Apparently, pirates are sailing back over the pop-culture horizon this fall. Pirate Halloween costumes are very popular. Scholarly and popular books about pirates are reappearing.
So, should you whip out a book about pirates?
Today we can, if we are so inspired or really want to. Independent authors can see what is becoming popular, write something appropriate, get a cover, edit it, and launch as quickly as we want (allowing for Life Rolls.) Or we can look at pirates, mull the idea over, and try pirates in space, pirates that are not really pirates (Captain William Kidd*), bandits that raid caravans rather than pirates who sail the seas, a wronged man who becomes a pirate to get even with a corrupt government (Captain Blood by Raphael Sabatini. Read it, read it, read it), a heroic navy captain who fights pirates, a woman who discovers that her husband is accused of being a pirate when he’s really just a smuggler (see: Cornwall, history of)…
The point is, we have the flexibility to see a trend, use it, throw variations at the theme, or ignore it. Or come back after the Traditional Publishers have decided that “pirates are dead. Ninjas are going to be the Next Big Thing” and write books for the people who really like pirate novels and want more of them.

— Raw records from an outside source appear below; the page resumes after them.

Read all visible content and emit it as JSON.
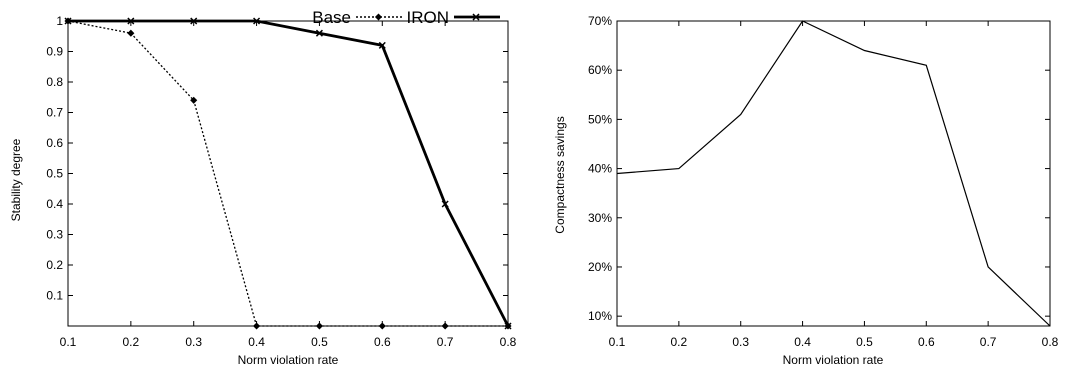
{
  "chart_data": [
    {
      "type": "line",
      "title": "",
      "xlabel": "Norm violation rate",
      "ylabel": "Stability degree",
      "xlim": [
        0.1,
        0.8
      ],
      "ylim": [
        0,
        1
      ],
      "x_ticks": [
        "0.1",
        "0.2",
        "0.3",
        "0.4",
        "0.5",
        "0.6",
        "0.7",
        "0.8"
      ],
      "y_ticks": [
        "0.1",
        "0.2",
        "0.3",
        "0.4",
        "0.5",
        "0.6",
        "0.7",
        "0.8",
        "0.9",
        "1"
      ],
      "legend_position": "top-right outside",
      "grid": false,
      "x": [
        0.1,
        0.2,
        0.3,
        0.4,
        0.5,
        0.6,
        0.7,
        0.8
      ],
      "series": [
        {
          "name": "Base",
          "style": "dotted",
          "values": [
            1.0,
            0.96,
            0.74,
            0.0,
            0.0,
            0.0,
            0.0,
            0.0
          ]
        },
        {
          "name": "IRON",
          "style": "solid-thick",
          "values": [
            1.0,
            1.0,
            1.0,
            1.0,
            0.96,
            0.92,
            0.4,
            0.0
          ]
        }
      ]
    },
    {
      "type": "line",
      "title": "",
      "xlabel": "Norm violation rate",
      "ylabel": "Compactness savings",
      "xlim": [
        0.1,
        0.8
      ],
      "ylim": [
        8,
        70
      ],
      "x_ticks": [
        "0.1",
        "0.2",
        "0.3",
        "0.4",
        "0.5",
        "0.6",
        "0.7",
        "0.8"
      ],
      "y_ticks": [
        "10%",
        "20%",
        "30%",
        "40%",
        "50%",
        "60%",
        "70%"
      ],
      "y_tick_values": [
        10,
        20,
        30,
        40,
        50,
        60,
        70
      ],
      "grid": false,
      "x": [
        0.1,
        0.2,
        0.3,
        0.4,
        0.5,
        0.6,
        0.7,
        0.8
      ],
      "series": [
        {
          "values": [
            39,
            40,
            51,
            70,
            64,
            61,
            20,
            8
          ]
        }
      ]
    }
  ]
}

Do you want to? If not, and you don’t think it is a topic that you could do well, then don’t. There’s no angry agent looming over you warning that if you don’t do a pirate book, you’ll never get another contract again. Or possibly worse, no editor saying, “Look, this is a pretty good historical fantasy about the dragon of Wawl Hill [Krakow, Poland], but you have to add pirates. Pirates are in.”** Or you submit a pirate novel set in 1678 and the editor announces, “This is OK, but everyone knows that pirates were champions of gay rights and homosexuality, and you have to include that in your book. See if you can work in the Stonewall Riot, that’d be good.”

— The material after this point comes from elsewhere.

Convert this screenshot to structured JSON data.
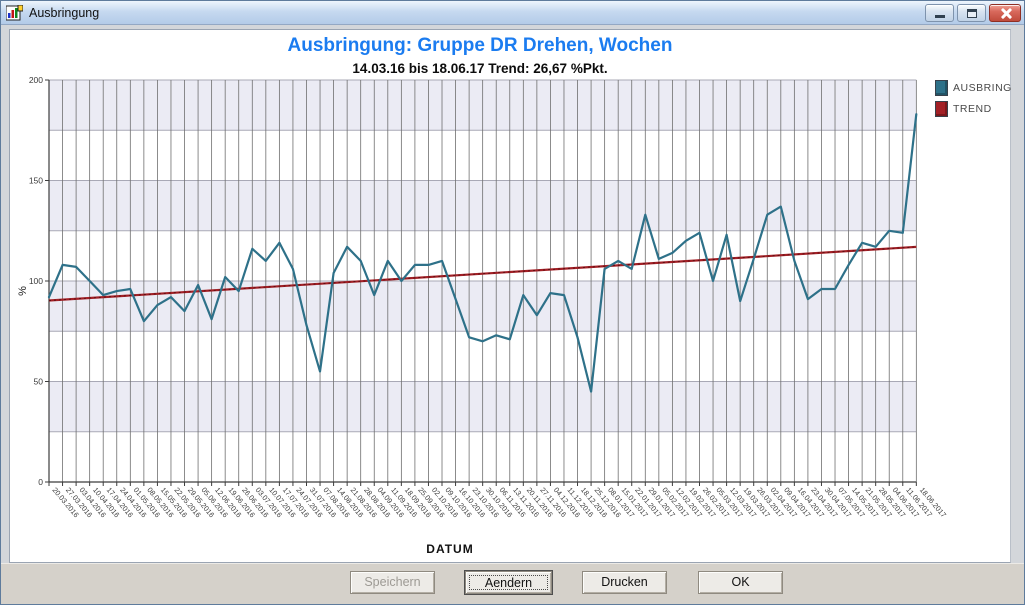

By the time your pirates in Poland fantasy hits the shelves eighteen months later, pirates are on the way out, the market is saturated, and the publisher says, “Oh, you must have written a bad book because it’s not selling out. We’re cancelling your contract.”

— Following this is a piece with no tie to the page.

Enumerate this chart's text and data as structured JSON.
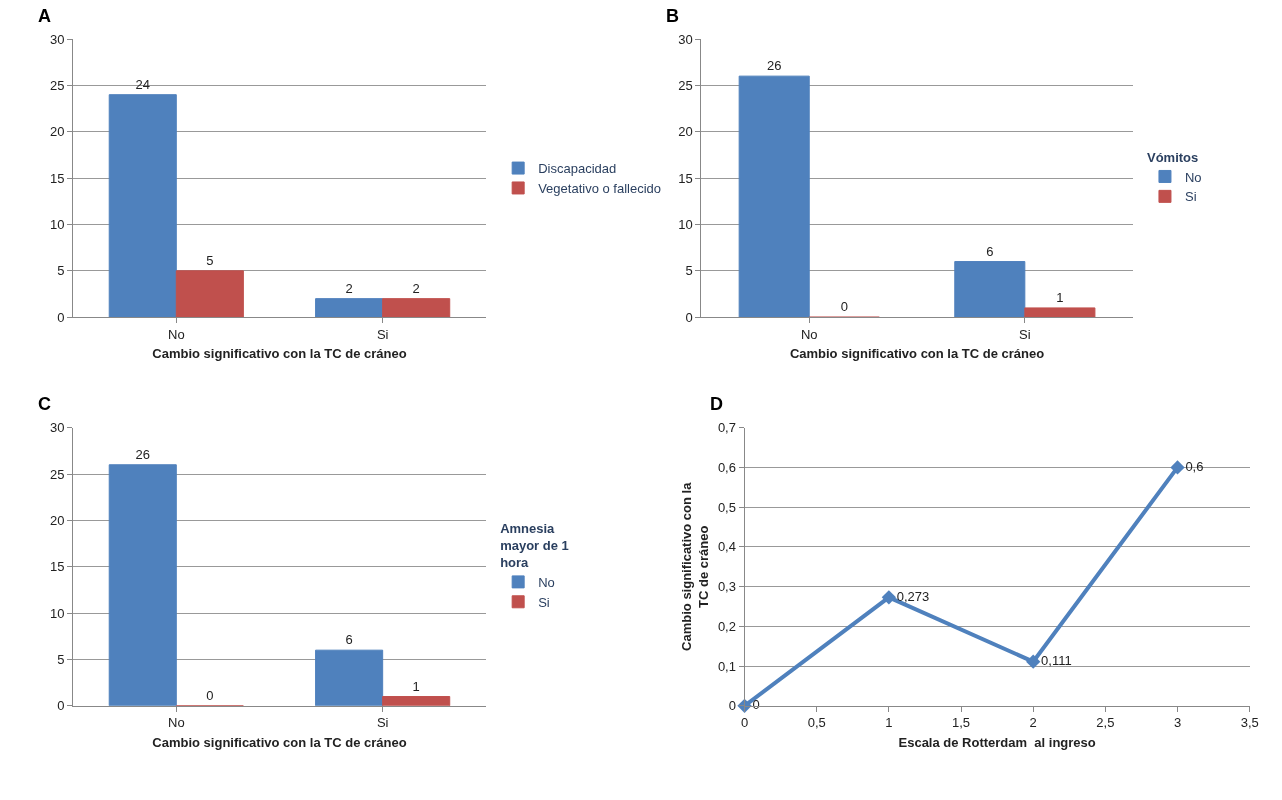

On the other hand, if you are an indie author, and are so inclined to write pirates, you can and you can hit the market and ride the sales wave. You might find that while pirates were a good way to start, your readers are really interested in the Royal Navy, or a merchant-trader, or some other side plot and you develop that.
Or, you can write about some adults going to a pirate-themed party on Halloween at a coastal resort. The locals have a traditional pageant about a pirate attack on the town in the 1700s that also takes place. Your protagonists have a car break-down in town, and as they are sorting that out, Something Happens, and real pirates from the 1700s appear. And then it gets Interesting…
The point is, if you can spot a wave and ride it, more power to you. If you spot a wave and write a variation on the theme, and market it carefully, you can do really well. If you spot a trend, wait until it fades, then target the market of pirate-starved readers abandoned by the Traditional Publishers, whee!
But you don’t have to.
*Captain Kidd was a privateer with occasional lapses into apparent piracy, all condoned or ignored by the British Admiralty. Alas for him, the English government changed its policy and he literally did not get the memo until he captured an Indian ship run by Armenian merchants with an English captain operating under French passes and letters of protection. Kidd’s crew insisted on bringing the ship’s rich cargo to port. There Kidd discovered that he was now a pirate instead of a holder of a Letter of Marque and Reprisal. Among other problems. Oops. But we did get a great folk-song out of it, which became one of my favorite hymn tunes (“Wonderous Love.”)
**Krakow is very far inland. There were Polish pirates, during those times when Poland had a sea-coast, but pirates in Krakow would require massive handwavium and magic. NTTAWWT.